Wednesday, August 26, 2020

Blueberry Muffins


One of my favourite blueberry muffins recipe is from: http://www.bearnakedfood.com/2015/09/11/best-blueberry-muffins/

I am following exactly from her recipe, with no modifications. I did a few rounds of it and it is always good :) Thanks Rachelle!


Ingredients:
2 cups (240 g) all-purpose flour
2 tsp baking powder
¾ tsp salt
2 large eggs (approx. 55 – 60 g each)
2 tsp vanilla extract
¾ cup (140 g) caster sugar – (original recipe calls for 200 g)
1 stick (115 g) unsalted butter – soften at room temperature
½ cup (120 ml) milk
2¼ cups (225 g) fresh blueberries

Topping:
2 tbsp raw sugar – sprinkle on top

Makes 12 muffins


Method

1. Preheat your oven to 190°C/375°F.
2. Lightly grease your muffin pan and line with 12 muffin liners.
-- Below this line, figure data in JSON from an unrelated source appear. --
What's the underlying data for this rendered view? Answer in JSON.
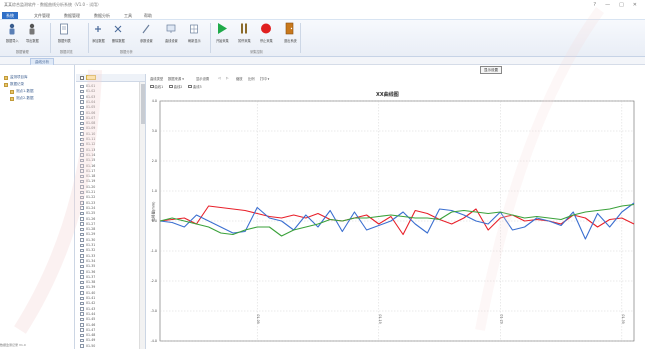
{
  "window": {
    "title": "某某综合监测软件 - 数据曲线分析系统（V1.0 - 试用）",
    "controls": [
      "?",
      "—",
      "□",
      "✕"
    ]
  },
  "menu": {
    "items": [
      {
        "label": "系统"
      },
      {
        "label": "文件管理"
      },
      {
        "label": "数据管理"
      },
      {
        "label": "数据分析"
      },
      {
        "label": "工具"
      },
      {
        "label": "帮助"
      }
    ]
  },
  "ribbon": {
    "tools": [
      {
        "label": "数据导入",
        "icon": "person-icon"
      },
      {
        "label": "导出数据",
        "icon": "person-icon"
      },
      {
        "label": "数据列表",
        "icon": "document-icon"
      },
      {
        "label": "添加数据",
        "icon": "add-icon"
      },
      {
        "label": "删除数据",
        "icon": "delete-icon"
      },
      {
        "label": "参数设置",
        "icon": "pen-icon"
      },
      {
        "label": "曲线设置",
        "icon": "screen-icon"
      },
      {
        "label": "刷新显示",
        "icon": "grid-icon"
      },
      {
        "label": "开始采集",
        "icon": "play-icon"
      },
      {
        "label": "暂停采集",
        "icon": "pause-icon"
      },
      {
        "label": "停止采集",
        "icon": "record-icon"
      },
      {
        "label": "退出系统",
        "icon": "exit-icon"
      }
    ],
    "groups": [
      {
        "label": "数据管理"
      },
      {
        "label": "数据浏览"
      },
      {
        "label": "数据分析"
      },
      {
        "label": "采集控制"
      }
    ]
  },
  "tabs": {
    "active": "曲线分析"
  },
  "tree": {
    "items": [
      {
        "label": "监测项目库"
      },
      {
        "label": "数据记录"
      },
      {
        "label": "测点1-数据"
      },
      {
        "label": "测点2-数据"
      }
    ]
  },
  "list": {
    "rows": [
      "01-01",
      "01-02",
      "01-03",
      "01-04",
      "01-05",
      "01-06",
      "01-07",
      "01-08",
      "01-09",
      "01-10",
      "01-11",
      "01-12",
      "01-13",
      "01-14",
      "01-15",
      "01-16",
      "01-17",
      "01-18",
      "01-19",
      "01-20",
      "01-21",
      "01-22",
      "01-23",
      "01-24",
      "01-25",
      "01-26",
      "01-27",
      "01-28",
      "01-29",
      "01-30",
      "01-31",
      "01-32",
      "01-33",
      "01-34",
      "01-35",
      "01-36",
      "01-37",
      "01-38",
      "01-39",
      "01-40",
      "01-41",
      "01-42",
      "01-43",
      "01-44",
      "01-45",
      "01-46",
      "01-47",
      "01-48",
      "01-49",
      "01-50"
    ]
  },
  "chart_toolbar": {
    "items": [
      "曲线类型",
      "数据来源 ▾",
      "显示设置",
      "◁",
      "▷",
      "缩放",
      "比例",
      "打印 ▾"
    ]
  },
  "series_checks": [
    {
      "label": "曲线1"
    },
    {
      "label": "曲线2"
    },
    {
      "label": "曲线3"
    }
  ],
  "side_button": {
    "label": "显示设置"
  },
  "statusbar": {
    "text": "数据监测记录 V1.0"
  },
  "chart_data": {
    "type": "line",
    "title": "XX曲线图",
    "ylabel": "位移量(mm)",
    "xlabel": "",
    "ylim": [
      -4,
      4
    ],
    "yticks": [
      4,
      3,
      2,
      1,
      0,
      -1,
      -2,
      -3,
      -4
    ],
    "ytick_labels": [
      "4.0",
      "3.0",
      "2.0",
      "1.0",
      "0.0",
      "-1.0",
      "-2.0",
      "-3.0",
      "-4.0"
    ],
    "x": [
      0,
      1,
      2,
      3,
      4,
      5,
      6,
      7,
      8,
      9,
      10,
      11,
      12,
      13,
      14,
      15,
      16,
      17,
      18,
      19,
      20,
      21,
      22,
      23,
      24,
      25,
      26,
      27,
      28,
      29,
      30,
      31,
      32,
      33,
      34,
      35,
      36,
      37,
      38,
      39
    ],
    "xtick_positions": [
      8,
      18,
      28,
      38
    ],
    "xtick_labels": [
      "01-09",
      "01-19",
      "01-29",
      "01-39"
    ],
    "grid": true,
    "series": [
      {
        "color": "#e8202a",
        "values": [
          0.0,
          0.05,
          0.1,
          -0.1,
          0.5,
          0.45,
          0.4,
          0.35,
          0.25,
          0.15,
          0.1,
          0.2,
          0.1,
          0.25,
          0.05,
          0.0,
          0.1,
          0.2,
          -0.1,
          0.15,
          -0.45,
          0.35,
          0.25,
          0.05,
          -0.1,
          0.1,
          0.4,
          -0.3,
          0.1,
          0.2,
          0.0,
          0.05,
          0.0,
          -0.1,
          0.2,
          0.1,
          -0.2,
          0.05,
          0.1,
          -0.1
        ]
      },
      {
        "color": "#3b6fd0",
        "values": [
          0.0,
          -0.05,
          -0.2,
          0.2,
          0.0,
          -0.2,
          -0.4,
          -0.35,
          0.45,
          0.1,
          0.0,
          -0.3,
          0.2,
          -0.2,
          0.35,
          -0.35,
          0.3,
          -0.3,
          -0.15,
          0.0,
          0.3,
          -0.1,
          -0.4,
          0.4,
          0.35,
          0.2,
          0.0,
          -0.1,
          0.3,
          -0.3,
          -0.2,
          0.1,
          0.0,
          -0.15,
          0.3,
          -0.6,
          0.25,
          -0.2,
          0.3,
          0.6
        ]
      },
      {
        "color": "#3aa13a",
        "values": [
          0.0,
          0.1,
          0.0,
          -0.1,
          -0.2,
          -0.4,
          -0.45,
          -0.3,
          -0.2,
          -0.2,
          -0.5,
          -0.3,
          -0.2,
          -0.1,
          0.05,
          0.0,
          0.1,
          0.1,
          0.15,
          0.2,
          0.15,
          0.1,
          0.1,
          0.05,
          0.3,
          0.35,
          0.3,
          0.25,
          0.3,
          0.2,
          0.1,
          0.15,
          0.1,
          0.05,
          0.2,
          0.3,
          0.35,
          0.4,
          0.5,
          0.55
        ]
      }
    ]
  }
}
Grease the inside of your muffin liners as well.
3. Sift the flour, baking powder and salt together. Set aside.
4. In a large mixing bowl, cream the softened butter and sugar together with a stand mixer or electric hand mixer for 2 mins, until pale and fluffy.
5. Add in one egg at a time and beat until well incorporated. Scrap down the sides of the bowl if necessary. Add in the vanilla extract and mix until combined. The batter will look grainy at this point so don't be alarmed.
6. Add in ⅓ of the flour mixture and beat a low speed, follow by ⅓ of the milk. Alternate the flour and milk until both are well incorporate into the batter. Mix until just combined and do not over mix.
7. Add in the blueberries and use a spatula to fold into the batter gently.
8. Scoop a big dollop of the batter into each muffin liner, filling them to almost the top.
9. Sprinkle generous the raw sugar on top of each muffin and bake for 25 mins or until a skewer inserted comes out clean.
10. Let them cool in the pan for 10 mins before removing.